SACRAMENTO, Calif. -- A new bill would effectively phase out diesel-powered medium- and heavy-duty trucks and buses in California to shift toward zero-emission vehicles (ZEVs) and alternative fuels.

State Sen. Nancy Skinner (D-Berkeley, Calif.) has introduced Senate Bill 44, which is also known as “Ditching Dirty Diesel.” It would require the California Air Resources Board (CARB) to develop a comprehensive strategy by January 2021 for medium- and heavy-duty trucks that would bring California into compliance with federal air-quality standards and to meet greenhouse-gas reduction goals of 40% by 2030 and 80% by 2050.

“Tailpipe pollution not only damages our health, it’s a major source of greenhouse gas emissions,” Skinner said. “And the exhaust from diesel trucks in particular presents a pressing health crisis for families and children living near ports and trucking routes, such as West Oakland and Richmond.”

According to Skinner, diesel-powered vehicles create one-third of smog-forming emissions in the state and more particulate matter than all of California’s fossil-fueled power plants combined. She cited a 2018 report by the American Lung Association that found that seven of the 10 most polluted areas in the country for particle pollution are in California.

“It’s no secret that medium- and heavy-duty trucks and buses are significant sources of lung-damaging particulate matter,” Skinner said. “But what is less known is that diesel-fueled trucks and buses produce nearly one-quarter of [greenhouse gas] emissions from California’s transportation sector.”

Some members of the trucking industry have pushed back against the proposed bill, arguing it is unrealistic.

In comments to The San Francisco Examiner, Jim Buell, general manager of Fairfield, Calif.-based North Bay Truck Center, said that diesel engines are more powerful, last longer and get better fuel economy than gasoline-powered engines.

“I don’t think the technology has come far enough to phase out diesel, so I don’t see how it’s possible,” said Buell. “It would be a big strain on the industry, and it would absolutely affect our business. Every truck I’m looking at in my yard now is diesel.”

SB 44 would reserve a portion of California’s Greenhouse Gas Reduction Fund each year until 2025 to support the transition to “clean” medium- and heavy-duty vehicles.
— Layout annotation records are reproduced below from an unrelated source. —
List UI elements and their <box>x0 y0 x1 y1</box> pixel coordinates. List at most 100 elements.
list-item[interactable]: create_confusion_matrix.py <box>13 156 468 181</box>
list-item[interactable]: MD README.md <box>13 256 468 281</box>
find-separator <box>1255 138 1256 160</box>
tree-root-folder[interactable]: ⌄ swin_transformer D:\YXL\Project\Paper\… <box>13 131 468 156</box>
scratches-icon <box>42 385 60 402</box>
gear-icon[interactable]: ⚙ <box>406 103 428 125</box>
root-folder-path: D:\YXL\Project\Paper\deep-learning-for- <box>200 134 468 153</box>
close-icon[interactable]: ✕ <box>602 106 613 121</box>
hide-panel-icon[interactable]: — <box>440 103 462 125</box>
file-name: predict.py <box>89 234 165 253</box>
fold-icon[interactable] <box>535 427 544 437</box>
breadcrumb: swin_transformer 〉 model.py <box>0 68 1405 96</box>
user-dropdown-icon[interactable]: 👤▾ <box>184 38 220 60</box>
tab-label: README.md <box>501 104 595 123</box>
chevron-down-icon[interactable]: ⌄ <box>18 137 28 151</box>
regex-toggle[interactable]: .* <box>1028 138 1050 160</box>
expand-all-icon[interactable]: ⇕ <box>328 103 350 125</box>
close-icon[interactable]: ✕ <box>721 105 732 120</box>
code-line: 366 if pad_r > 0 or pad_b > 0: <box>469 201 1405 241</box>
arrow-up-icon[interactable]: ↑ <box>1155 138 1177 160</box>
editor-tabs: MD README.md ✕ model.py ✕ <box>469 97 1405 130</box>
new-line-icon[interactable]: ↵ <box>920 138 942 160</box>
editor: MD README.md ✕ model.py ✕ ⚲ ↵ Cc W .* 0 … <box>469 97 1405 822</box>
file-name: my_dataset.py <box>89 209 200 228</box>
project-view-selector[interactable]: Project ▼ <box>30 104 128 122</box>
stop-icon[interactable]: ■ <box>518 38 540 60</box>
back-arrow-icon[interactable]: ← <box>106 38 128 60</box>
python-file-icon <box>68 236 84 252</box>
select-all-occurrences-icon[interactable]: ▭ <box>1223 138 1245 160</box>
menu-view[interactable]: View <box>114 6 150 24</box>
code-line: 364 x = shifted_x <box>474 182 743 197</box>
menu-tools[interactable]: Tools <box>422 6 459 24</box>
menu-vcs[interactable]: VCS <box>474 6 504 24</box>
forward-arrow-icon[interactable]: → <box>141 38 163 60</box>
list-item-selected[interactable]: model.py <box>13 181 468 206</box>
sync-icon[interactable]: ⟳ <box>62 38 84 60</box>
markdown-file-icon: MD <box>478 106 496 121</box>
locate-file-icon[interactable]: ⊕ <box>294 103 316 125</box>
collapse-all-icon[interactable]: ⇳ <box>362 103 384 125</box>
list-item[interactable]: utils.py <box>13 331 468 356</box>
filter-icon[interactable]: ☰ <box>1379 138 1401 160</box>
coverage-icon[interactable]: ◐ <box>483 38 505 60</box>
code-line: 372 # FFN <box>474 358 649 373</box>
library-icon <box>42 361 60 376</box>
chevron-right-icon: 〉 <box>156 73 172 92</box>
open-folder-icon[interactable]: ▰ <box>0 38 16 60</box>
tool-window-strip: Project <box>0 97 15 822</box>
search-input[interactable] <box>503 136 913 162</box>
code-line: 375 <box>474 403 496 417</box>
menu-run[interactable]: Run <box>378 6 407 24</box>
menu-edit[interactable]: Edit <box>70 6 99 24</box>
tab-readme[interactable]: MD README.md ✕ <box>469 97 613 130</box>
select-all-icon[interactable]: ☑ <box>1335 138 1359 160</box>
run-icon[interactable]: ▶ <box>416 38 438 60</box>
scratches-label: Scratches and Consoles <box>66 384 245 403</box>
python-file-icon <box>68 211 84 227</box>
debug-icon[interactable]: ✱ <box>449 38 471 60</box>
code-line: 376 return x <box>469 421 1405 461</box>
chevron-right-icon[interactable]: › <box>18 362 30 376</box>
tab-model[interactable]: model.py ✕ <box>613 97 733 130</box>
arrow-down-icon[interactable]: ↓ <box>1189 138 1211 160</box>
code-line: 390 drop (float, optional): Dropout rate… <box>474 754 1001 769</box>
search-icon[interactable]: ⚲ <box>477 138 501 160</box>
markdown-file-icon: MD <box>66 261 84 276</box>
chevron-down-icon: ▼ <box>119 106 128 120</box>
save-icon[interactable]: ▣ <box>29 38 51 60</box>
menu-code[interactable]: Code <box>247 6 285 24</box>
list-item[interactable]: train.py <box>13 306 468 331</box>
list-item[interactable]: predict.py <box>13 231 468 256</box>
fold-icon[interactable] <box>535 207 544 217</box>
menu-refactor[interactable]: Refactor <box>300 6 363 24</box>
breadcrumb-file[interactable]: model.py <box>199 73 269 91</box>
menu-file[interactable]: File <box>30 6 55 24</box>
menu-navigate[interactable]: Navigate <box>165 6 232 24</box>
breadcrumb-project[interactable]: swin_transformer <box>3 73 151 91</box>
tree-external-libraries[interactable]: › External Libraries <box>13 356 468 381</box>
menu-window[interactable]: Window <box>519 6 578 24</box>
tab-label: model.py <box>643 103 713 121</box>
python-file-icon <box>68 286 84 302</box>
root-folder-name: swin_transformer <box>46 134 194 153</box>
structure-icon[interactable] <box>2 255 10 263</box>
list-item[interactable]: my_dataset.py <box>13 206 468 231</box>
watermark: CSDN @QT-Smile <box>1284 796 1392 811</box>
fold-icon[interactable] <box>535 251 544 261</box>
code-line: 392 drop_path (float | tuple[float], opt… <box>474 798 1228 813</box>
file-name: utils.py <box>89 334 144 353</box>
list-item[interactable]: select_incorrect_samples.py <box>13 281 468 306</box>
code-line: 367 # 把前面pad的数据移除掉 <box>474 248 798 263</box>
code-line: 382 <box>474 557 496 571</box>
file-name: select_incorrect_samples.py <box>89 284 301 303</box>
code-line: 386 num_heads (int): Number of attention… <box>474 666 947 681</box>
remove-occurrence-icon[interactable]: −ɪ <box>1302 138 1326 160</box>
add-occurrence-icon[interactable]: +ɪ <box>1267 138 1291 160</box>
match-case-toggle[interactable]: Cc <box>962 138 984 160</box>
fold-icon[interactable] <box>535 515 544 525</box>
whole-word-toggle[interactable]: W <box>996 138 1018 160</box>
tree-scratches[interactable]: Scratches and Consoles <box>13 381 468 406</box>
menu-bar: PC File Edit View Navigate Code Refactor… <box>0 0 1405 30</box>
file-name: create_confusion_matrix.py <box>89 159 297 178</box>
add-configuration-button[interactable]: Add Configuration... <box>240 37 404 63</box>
“We need to continue to send strong policy signals and financial incentives to spur the transition away from dirty diesel,” Skinner said. “SB 44 is technology-neutral, supporting all clean vehicle technologies. But the truth is we must transition to ZEVs to have a real shot at eliminating air pollution and halting climate change.”

ZEV alternatives to diesel-powered trucks could include Tesla’s upcoming Semi battery electric-powered truck, which it plans to begin producing in 2020. It would offer a range of 500 miles and the ability to accelerate from zero to 60 miles per hour in 20 seconds while hauling 80,000 pounds of cargo, according to Tesla. Companies such as Anheuser-Busch, PepsiCo and Walmart have been placing reservations for the Tesla Semi, which ranges in cost from $150,000 to $200,000, Business Insider reported. Making a reservation requires a $20,000 to $200,000 down payment, depending on the version of the truck.

Another ZEV alternative could be fuel cell-powered trucks, such as Nikola Motor Co.’s upcoming hydrogen-powered semis. Some argue that fuel cell-powered trucks would be superior to electric in both range and towing capacity. Nikola plans to begin delivering the trucks in 2020. The company also recently announced plans to offer two of its truck models in battery electric versions.